Die Klassenstärken sind in den letzten Jahren gleich geblieben, der Unterrichtsausfall ist leicht gesunken. 2,2 Prozent des Unterrichts fallen aus. Der Altersschnitt der Berliner Lehrer ist eher gestiegen als gesunken, eine offizielle Zahl gibt es nicht. Die Arbeitsbelastung der Lehrer aber ist enorm gestiegen, speziell infolge der vielen Reformen seit dem Pisa- Schock, sagt die Gewerkschaft. "Die Kollegen sind sehr engagiert, aber kräftemäßig am Ende – was sich im Krankenstand niederschlägt", sagt Hartmut Schurig, ebenfalls GEW-Vorsitzender. Das produziere dann wieder Unterrichtsausfall. "Mehr Personal" lautet denn auch eine zentrale Forderung der Demonstranten. "2000 bis 2500 neue Pädagogen sollte Berlin zusätzlich haben", präzisiert Schurig. Rund 25.000 gebe es derzeit an den öffentlichen Schulen der Stadt.
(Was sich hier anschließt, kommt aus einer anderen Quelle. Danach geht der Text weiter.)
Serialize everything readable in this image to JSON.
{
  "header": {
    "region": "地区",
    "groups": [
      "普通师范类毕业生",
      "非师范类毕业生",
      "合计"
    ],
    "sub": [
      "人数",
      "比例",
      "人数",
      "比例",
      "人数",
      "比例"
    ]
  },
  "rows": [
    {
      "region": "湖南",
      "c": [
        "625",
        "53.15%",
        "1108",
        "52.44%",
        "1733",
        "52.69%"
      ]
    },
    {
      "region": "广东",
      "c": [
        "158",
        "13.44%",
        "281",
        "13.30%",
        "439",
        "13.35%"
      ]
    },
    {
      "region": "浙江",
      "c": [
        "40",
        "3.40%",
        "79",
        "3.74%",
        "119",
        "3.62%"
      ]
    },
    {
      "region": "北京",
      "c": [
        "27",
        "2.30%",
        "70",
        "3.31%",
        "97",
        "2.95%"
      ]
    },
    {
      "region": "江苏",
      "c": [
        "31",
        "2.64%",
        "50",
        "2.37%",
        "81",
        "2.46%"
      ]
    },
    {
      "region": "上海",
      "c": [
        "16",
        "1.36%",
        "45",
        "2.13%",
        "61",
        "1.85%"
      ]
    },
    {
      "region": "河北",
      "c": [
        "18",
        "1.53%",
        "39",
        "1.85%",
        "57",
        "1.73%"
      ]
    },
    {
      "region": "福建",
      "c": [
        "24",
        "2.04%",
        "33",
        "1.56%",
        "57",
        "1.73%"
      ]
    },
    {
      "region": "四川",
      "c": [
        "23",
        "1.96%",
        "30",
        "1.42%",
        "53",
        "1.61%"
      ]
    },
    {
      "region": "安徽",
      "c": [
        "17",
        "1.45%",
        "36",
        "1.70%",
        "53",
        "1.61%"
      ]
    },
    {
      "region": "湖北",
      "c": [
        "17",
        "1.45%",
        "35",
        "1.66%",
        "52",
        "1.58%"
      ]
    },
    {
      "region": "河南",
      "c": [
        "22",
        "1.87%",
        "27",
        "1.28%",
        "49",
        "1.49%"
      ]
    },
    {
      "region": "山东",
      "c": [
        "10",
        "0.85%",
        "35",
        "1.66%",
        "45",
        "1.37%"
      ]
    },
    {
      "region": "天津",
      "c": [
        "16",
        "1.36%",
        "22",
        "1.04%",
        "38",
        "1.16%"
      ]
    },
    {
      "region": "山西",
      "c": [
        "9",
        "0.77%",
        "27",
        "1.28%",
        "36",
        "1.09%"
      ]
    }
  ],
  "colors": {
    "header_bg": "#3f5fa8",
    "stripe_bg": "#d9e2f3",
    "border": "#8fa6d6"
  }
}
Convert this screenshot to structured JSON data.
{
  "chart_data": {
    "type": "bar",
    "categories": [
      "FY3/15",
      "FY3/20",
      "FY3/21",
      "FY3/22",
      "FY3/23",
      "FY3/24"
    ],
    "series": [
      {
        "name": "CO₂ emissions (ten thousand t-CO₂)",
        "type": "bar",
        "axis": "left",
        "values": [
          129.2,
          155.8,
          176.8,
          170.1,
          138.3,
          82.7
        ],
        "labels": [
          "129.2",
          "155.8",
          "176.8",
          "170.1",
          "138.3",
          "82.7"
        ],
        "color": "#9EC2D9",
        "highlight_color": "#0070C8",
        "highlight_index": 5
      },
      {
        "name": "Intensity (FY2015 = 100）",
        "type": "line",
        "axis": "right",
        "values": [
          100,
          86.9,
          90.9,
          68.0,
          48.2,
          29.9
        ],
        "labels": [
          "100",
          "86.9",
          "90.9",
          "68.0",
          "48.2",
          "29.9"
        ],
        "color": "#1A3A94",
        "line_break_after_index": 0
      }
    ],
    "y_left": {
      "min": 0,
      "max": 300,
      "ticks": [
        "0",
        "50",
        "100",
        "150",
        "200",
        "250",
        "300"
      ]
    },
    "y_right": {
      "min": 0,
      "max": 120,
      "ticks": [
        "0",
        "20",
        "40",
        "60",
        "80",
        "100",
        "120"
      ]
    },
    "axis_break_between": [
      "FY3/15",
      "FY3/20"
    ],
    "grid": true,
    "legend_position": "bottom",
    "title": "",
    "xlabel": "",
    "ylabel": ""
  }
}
Von einer Demo will sie aber nicht sprechen, denn das könnte zu Schwierigkeiten führen. Lehrer haben kein Streikrecht. Nach der letzten Aktion im April waren von 4000 teilnehmenden Lehrern fast alle zum Gespräch bei der Schulaufsicht vorgeladen worden. Die Bildungsverwaltung kündigte auch für dieses Mal Konsequenzen an. Beamte, die an einem Streik teilnähmen, hätten mit Disziplinarmaßnahmen zu rechnen, Angestellte mit Abmahnung. Sprecherin Beate Stoffers sagte: "Wir gehen davon aus, dass es keinen Unterrichtsausfall geben wird."

Drei Elternvertreterinnen und ein Schulleiter waren im Jahr 2000 die Urheber der Idee. Der Schulleiter, Hinrich Lühmann vom Tegeler Humboldt-Gymnasium, sieht die damalige Aktion als Erfolg. "Die Forderungen sind zwar alle nicht eingelöst worden", sagt er. "Aber das Gute daran war, dass es ein gemeinsames Handeln von Eltern und Lehrern gab." Vorher seien Eltern oft der Auffassung gewesen, die Lehrer seien nicht engagiert genug und hätten zu viel Ferien. Dann sei ihnen klar geworden, dass es der Staat sei, den es in die Pflicht zu nehmen gelte, und zwar gemeinsam. "Das zeigt die aktuelle Demo – dieses Zusammen-handeln-Müssen", so Lühmann.